Soon an Olympic discipline, climbing or rock climbing is also a way of discovering verticality, walls, competition or just having a good time between climbers.
How to start climbing?
The best is to start in not too vertical rock or in the room (structure or artificial wall in a gymnasium) it is an activity supervised by a professional (High mountain guide or climbing instructor) at the beginning, this one will teach you safety basics during a climbing course: ensure with the rope, ensure a partner, climb, descend in a roping or first rope, use the carabiners, the harness etc. … and especially the use of climbing shoes.
After several climbing schools, you will be able to climb at the top in climbing routes at your level, you will be almost autonomous and ready to discover other mountain climbing sites, but before you will have to use it correctly of all climbing gear.
Please note the passage from an indoor practice to natural sites requires a little time to adapt and to be initiate, climb with climbing holds, it is not the same thing as free climbing on rock natural.
When you start you will be tired after barely half a day, the more you progress and the more stamina you have in your arms.
And then the improvement?
Like all sports, the idea is to progress, if you want to go on the main tracks you will have to orient yourself towards a training course in climbing. It’s a bit like climbing a mountain but doing several lengths. Your guide will teach you how to do a relay in a long way so that you can secure your partner from the top, then you start at the top, and so on to the top of the track.
All the information is recorded in what is called a Topo climbing, it is a small book which summarizes all the technical information that the climber needs before embarking on the ascent of his route: height of the cliff, number of quickdraws required, length of rope required, abseiling, specific equipment (friends, cams, pitons etc.) it also indicates whether certain passages are crossed in artificial climbing but that is another story.
The best way to progress is to sign up for a climbing course or training on safety rules.
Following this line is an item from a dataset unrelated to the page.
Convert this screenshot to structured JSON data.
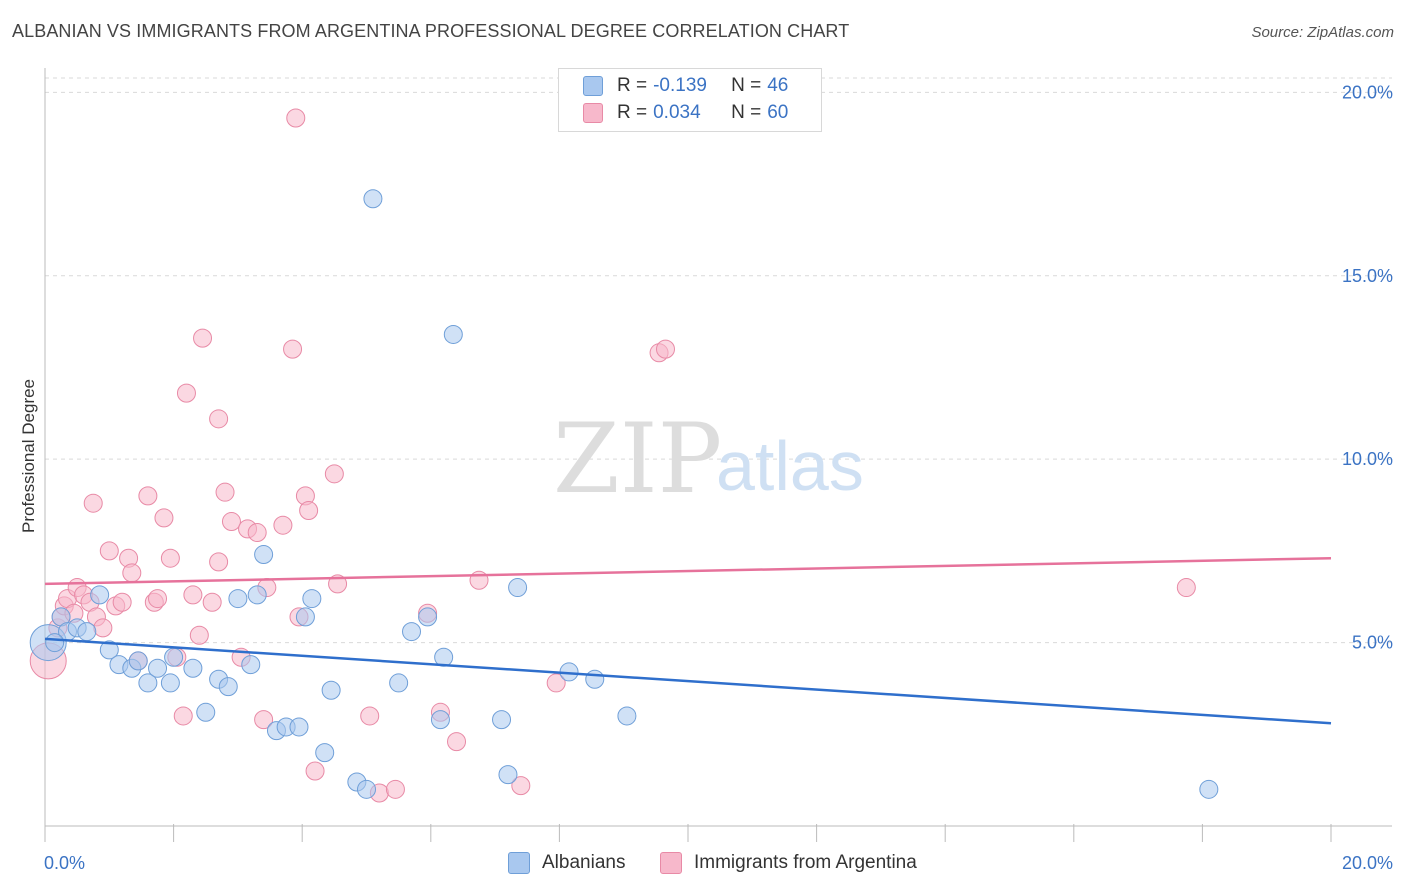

On the way to the summits!
Once you are well autonomous on the main road and that you apply the safety instructions to the letter, you will have the pleasure of being able to discover another form of ascent: the adventure field where you have to ask points progress and insurance alone, climbing in the high mountains or the “Big Wall” of Yosemite in the USA which are walls that you climb in artificial climbing and free, but over several days by installing a bivouac or a Portaledge, a sort of small tent hanging in the middle of a void where you can spend a pleasant night on the cliff.
Where to climb in a natural environment?
In France we have thousands of natural and equipped sites for the practice of sport climbing.
Just in Haute-Savoie in the country of Mont Blanc, there are many schools in both granite rock and limestone: The Gaillands in Chamonix are very well known for the preparation of mountaineers who stay in the Chamonix or Argentière valley.
Around Annecy or in the Massif des Aravis you will find many limestone sites such as Le Biclope, Les Vuardes, Ablon, or the Col de la Colombiére …
In the South of France, the Gorges du Verdon, the Gorges du Tarn, the Ardèche and even Céüse are legendary cliff climbing spots.